2. When interviewed by the Defense Security Service on April 12, 2001, about his unauthorized installation of the software program on his work computer, Applicant claimed that when he installed the program, he completely forgot about the company's policy on external access. (Ex. 2). At his hearing, he attributed his lack of recall of the policy to the fact that half of the software engineers played games which had to be either downloaded or installed by disks that had been purchased. (Tr. 55). Given his concern about someone else accessing an inappropriate site using his computer, it is especially difficult to believe he had forgotten the company policy.

3. Applicant explained the purpose in downloading the information was to alert companies as to who was accessing their website ("It was a like survey." Tr. 50).

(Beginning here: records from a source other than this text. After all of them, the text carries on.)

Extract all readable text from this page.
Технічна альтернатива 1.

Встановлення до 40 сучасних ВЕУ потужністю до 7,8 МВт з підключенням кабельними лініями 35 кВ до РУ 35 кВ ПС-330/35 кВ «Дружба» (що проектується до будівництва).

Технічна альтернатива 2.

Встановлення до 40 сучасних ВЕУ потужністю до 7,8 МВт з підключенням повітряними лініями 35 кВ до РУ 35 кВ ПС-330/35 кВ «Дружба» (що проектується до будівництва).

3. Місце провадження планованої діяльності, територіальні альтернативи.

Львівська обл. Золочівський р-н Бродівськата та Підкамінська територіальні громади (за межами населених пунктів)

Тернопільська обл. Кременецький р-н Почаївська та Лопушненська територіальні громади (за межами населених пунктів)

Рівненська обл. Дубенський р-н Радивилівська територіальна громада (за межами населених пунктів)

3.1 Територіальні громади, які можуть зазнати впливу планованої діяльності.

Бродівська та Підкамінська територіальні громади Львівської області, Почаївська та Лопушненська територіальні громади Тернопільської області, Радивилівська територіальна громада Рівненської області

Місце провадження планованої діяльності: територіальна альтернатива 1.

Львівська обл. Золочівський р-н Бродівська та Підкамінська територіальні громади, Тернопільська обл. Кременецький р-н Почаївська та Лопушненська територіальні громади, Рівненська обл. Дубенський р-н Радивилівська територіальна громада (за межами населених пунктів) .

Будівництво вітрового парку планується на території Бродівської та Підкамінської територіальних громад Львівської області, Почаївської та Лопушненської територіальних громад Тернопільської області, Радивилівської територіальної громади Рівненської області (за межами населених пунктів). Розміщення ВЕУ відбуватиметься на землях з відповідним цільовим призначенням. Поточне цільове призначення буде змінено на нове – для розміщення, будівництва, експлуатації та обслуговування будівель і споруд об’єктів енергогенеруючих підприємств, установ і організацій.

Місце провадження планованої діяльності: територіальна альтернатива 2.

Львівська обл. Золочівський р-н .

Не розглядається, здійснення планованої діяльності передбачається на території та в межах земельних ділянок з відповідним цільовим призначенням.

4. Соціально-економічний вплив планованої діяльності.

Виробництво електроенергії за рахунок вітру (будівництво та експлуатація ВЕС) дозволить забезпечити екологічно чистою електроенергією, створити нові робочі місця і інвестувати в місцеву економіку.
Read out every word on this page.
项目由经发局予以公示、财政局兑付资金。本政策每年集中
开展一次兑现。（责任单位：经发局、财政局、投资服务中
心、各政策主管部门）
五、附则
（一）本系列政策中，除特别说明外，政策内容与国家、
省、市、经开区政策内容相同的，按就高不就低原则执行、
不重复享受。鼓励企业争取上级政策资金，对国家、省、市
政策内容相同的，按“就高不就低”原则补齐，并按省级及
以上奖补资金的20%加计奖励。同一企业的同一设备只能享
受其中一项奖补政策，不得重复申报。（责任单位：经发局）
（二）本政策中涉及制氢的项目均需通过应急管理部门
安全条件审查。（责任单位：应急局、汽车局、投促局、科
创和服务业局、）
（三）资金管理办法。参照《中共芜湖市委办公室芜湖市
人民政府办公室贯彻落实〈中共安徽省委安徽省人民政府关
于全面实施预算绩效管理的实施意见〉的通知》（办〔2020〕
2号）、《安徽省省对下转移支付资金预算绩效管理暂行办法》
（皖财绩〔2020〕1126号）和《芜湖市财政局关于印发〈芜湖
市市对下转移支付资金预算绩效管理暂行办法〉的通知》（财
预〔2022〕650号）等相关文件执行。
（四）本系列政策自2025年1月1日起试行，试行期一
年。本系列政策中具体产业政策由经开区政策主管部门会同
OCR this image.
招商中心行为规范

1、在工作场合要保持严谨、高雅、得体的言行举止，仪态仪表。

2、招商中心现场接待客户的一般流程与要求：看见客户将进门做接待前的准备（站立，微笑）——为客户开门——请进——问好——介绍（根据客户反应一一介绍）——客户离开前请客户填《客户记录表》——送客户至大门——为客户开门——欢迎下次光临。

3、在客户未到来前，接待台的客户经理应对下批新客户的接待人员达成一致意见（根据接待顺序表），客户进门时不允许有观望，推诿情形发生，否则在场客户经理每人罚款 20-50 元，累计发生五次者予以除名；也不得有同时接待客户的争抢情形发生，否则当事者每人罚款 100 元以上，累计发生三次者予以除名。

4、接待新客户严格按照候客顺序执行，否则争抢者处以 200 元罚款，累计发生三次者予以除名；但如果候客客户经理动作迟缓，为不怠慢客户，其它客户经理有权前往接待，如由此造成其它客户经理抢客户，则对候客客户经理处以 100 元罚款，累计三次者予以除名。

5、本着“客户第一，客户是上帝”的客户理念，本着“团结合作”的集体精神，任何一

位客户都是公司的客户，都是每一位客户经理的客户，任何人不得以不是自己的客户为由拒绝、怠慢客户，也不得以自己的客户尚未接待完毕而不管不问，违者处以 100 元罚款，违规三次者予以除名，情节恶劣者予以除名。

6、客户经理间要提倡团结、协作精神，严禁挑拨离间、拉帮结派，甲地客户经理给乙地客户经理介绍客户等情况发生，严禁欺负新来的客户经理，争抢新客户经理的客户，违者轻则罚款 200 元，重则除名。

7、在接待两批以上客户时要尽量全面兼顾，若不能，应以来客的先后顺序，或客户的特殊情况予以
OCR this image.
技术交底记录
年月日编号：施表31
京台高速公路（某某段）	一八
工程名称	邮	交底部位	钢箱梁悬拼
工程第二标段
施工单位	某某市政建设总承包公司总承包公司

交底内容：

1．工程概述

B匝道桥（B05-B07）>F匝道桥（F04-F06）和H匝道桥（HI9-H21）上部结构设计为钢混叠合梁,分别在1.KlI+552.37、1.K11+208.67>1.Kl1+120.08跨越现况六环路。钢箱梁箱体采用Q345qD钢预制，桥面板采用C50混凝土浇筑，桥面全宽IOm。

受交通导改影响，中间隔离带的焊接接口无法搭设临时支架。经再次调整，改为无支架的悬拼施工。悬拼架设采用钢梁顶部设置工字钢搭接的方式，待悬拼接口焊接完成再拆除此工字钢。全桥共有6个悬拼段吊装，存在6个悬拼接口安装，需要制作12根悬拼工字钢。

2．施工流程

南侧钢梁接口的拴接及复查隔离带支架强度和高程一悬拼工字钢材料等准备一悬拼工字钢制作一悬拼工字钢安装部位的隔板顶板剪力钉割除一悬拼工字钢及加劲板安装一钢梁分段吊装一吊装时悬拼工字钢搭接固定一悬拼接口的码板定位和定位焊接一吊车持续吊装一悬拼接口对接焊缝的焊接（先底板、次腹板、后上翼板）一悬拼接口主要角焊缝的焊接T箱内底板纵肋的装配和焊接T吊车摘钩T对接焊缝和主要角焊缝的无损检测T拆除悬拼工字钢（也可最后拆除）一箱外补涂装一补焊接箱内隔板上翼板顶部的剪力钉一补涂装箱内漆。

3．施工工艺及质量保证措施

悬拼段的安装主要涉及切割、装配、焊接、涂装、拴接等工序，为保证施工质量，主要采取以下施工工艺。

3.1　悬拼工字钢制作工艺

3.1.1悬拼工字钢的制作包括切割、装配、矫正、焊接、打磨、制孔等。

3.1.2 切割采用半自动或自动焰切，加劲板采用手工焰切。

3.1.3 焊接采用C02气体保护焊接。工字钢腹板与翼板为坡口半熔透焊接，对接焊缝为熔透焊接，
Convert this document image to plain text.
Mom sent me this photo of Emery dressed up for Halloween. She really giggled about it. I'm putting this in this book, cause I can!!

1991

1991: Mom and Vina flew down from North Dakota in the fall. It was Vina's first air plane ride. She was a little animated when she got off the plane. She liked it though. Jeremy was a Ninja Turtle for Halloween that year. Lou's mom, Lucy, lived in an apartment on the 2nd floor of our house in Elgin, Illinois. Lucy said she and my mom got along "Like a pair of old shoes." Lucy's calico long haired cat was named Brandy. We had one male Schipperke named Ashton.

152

He initially testified the submission of the data was voluntary (Tr. 51), but later indicated the program would have been shut off if he did not send in the data. (Tr. 52).

4. Applicant claims he forgot about the program and the company. (Tr. 49, 59). While he may well not have known that the company was downloading the data automatically, it is difficult to believe he forgot the program was running on his computer. He has more than twenty years of experience in the computer field.

5. The remaining mitigating conditions under Guideline M do not apply on their face: E2.A.13.1.3.2 The conduct was unintentional or inadvertent (Applicant installed the software for the express purpose of tracking the Internet sites accessed through his desktop computer at work);and E2.A13.1.3.3. The introduction or removal of media was authorized (his firing confirms it was not authorized).

6. Applicant had an alternative in that he could have protected his desktop computer by password. (Tr. 57). His failure to use password protection raises concerns in and of itself about his judgment, reliability and trustworthiness.